Название фирмы и имя президента позволили потянуть за ниточку, и клубок начал разматываться. Пётр перевёл все поступившие материалы, убедился, что использовать практически нечего, и отдал их мне для обзорной части диссертации.
Три года длилась эпопея с прутками и подошла к концу. Прутки хорошо смотрелись. Их экспонировали на выставках, присуждали медали и дипломы, дарили, как сувениры. Осталось поставить жирную точку — защитить диссертацию — плод коллективного труда и моих усилий придать ей достойный вид.
Остановились у родителей Ирины. Женщины занялись банкетом, мы с Петром ещё раз прошлись по плакатам, отрепетировали моё выступление и ответы на возможные вопросы. Всё прошло на удивление гладко. У нас были впечатляющие декорации: государственный заказ, экзотическая продукция, внушительный эффект, авторские свидетельства, публикации и отзывы, отзывы… И никто не задал вопрос, который я ждал, готов был ответить и понимал, что ответ мой не может быть убедительным. Пока мы ожидали результатов голосования, Зинуля нервничала больше меня.
— Вот видишь, всё обошлось, никто не спросил, зря боялся.
— Чего он боялся? — спросила её Ирина.
— Найдётся умник, встанет и скажет: «Какого чёрта вы нам голову морочите? Всё это давно известно. Рядовая инженерная работа. Пожать вам руку и дело с концом.»
Ирина повернулась к Петру. — Такое возможно?
— Нет, — ответил Пётр, — во-первых, работа хорошая, одна сердечниковая сталь чего стоит, во-вторых, если подходить с такой меркой, можно очень далеко зайти, и, наконец, — у него было хорошее настроение, — мы же все в одной консервной банке.

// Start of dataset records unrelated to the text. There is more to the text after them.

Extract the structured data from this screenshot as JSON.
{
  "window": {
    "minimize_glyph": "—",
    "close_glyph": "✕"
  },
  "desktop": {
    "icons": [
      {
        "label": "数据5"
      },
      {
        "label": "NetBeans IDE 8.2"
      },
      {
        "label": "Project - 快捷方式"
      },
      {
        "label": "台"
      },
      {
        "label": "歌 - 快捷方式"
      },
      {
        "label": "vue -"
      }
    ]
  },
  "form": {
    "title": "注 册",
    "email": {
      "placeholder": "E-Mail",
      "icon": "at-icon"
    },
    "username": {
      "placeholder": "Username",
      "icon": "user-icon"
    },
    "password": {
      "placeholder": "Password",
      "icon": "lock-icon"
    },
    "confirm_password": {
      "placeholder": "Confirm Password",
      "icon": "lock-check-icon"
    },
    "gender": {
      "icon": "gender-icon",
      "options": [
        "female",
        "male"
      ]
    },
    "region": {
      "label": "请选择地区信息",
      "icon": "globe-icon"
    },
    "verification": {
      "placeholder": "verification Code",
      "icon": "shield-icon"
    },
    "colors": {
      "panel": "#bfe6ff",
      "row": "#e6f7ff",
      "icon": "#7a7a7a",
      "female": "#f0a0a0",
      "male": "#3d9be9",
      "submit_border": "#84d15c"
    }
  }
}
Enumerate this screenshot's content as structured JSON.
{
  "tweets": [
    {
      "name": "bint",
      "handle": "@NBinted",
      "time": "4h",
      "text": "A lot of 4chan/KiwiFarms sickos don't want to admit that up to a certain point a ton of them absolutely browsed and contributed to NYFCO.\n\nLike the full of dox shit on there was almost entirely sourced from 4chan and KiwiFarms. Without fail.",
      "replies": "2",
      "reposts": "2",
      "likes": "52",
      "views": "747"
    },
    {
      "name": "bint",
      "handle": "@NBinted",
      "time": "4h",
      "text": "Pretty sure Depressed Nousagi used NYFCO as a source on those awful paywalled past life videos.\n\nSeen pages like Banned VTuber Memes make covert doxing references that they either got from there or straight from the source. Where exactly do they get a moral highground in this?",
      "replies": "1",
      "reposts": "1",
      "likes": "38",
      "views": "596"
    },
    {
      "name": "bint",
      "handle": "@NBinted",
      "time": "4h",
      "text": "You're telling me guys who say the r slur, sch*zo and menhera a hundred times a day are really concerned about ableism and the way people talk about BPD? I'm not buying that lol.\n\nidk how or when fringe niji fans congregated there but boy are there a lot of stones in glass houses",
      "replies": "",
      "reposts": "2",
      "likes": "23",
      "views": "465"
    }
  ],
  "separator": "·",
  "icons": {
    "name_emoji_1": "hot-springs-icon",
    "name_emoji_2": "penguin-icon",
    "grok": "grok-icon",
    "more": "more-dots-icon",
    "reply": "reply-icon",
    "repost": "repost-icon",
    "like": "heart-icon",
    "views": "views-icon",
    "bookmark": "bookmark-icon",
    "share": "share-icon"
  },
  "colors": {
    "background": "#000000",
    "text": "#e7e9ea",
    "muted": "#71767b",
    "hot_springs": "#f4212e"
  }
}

Проголосовали единогласно.
На этом роман с прутками иссяк, остались приятные воспоминания о прожитом времени и о людях.
В семьдесят пятом году родилась Танечка. Бытовала версия, что девочку назвали в честь Татьяны Михайловны. Я тоже так думал, пока однажды Ирина не призналась: «… толком я её рассмотрела, когда принесли кормить. Серьёзная и такая деловая, ну, точно Татьяна». Нянек у Танечки хватало. Так, сменяясь, они дотянули её до садика. А поскольку няньки были не простые — образованные, к этому времени Танечка была развита не по годам.
После многих лет работы в детском доме за весьма скромное вознаграждение, выйдя не пенсию, Татьяна Михайловна оказалась за чертой бедности. На шестьдесят два рубля пятьдесят копеек, по словам самой же Татьяны Михайловны, «можно как-то прожить, но нельзя жить». Под жизнью она понимала лекции в музеях, абонемент в филармонию и книги о жизни, творчестве и судьбе Александра Сергеевича. Заботу о духовном деликатно взяли на себя Ирина с Петром.
Я уже не помню, как стеклись обстоятельства, и почему я поехал в командировку с директором, Смолиным и Германом, но саму поездку запомнил хорошо. Состав ещё не тронулся, когда директор раскрыл портфель и достал первую бутылку «Столичной». Сидевший рядом Герман хлопнул себя по бёдрам: — Блин! Стаканы забыл! — Смолин порылся в своём портфеле, вынул складной стакан с крышечкой, складной нож с вилкой и ложкой, банку сайры и бутылку. Выставил всё на стол со словами: — Джентльменский набор.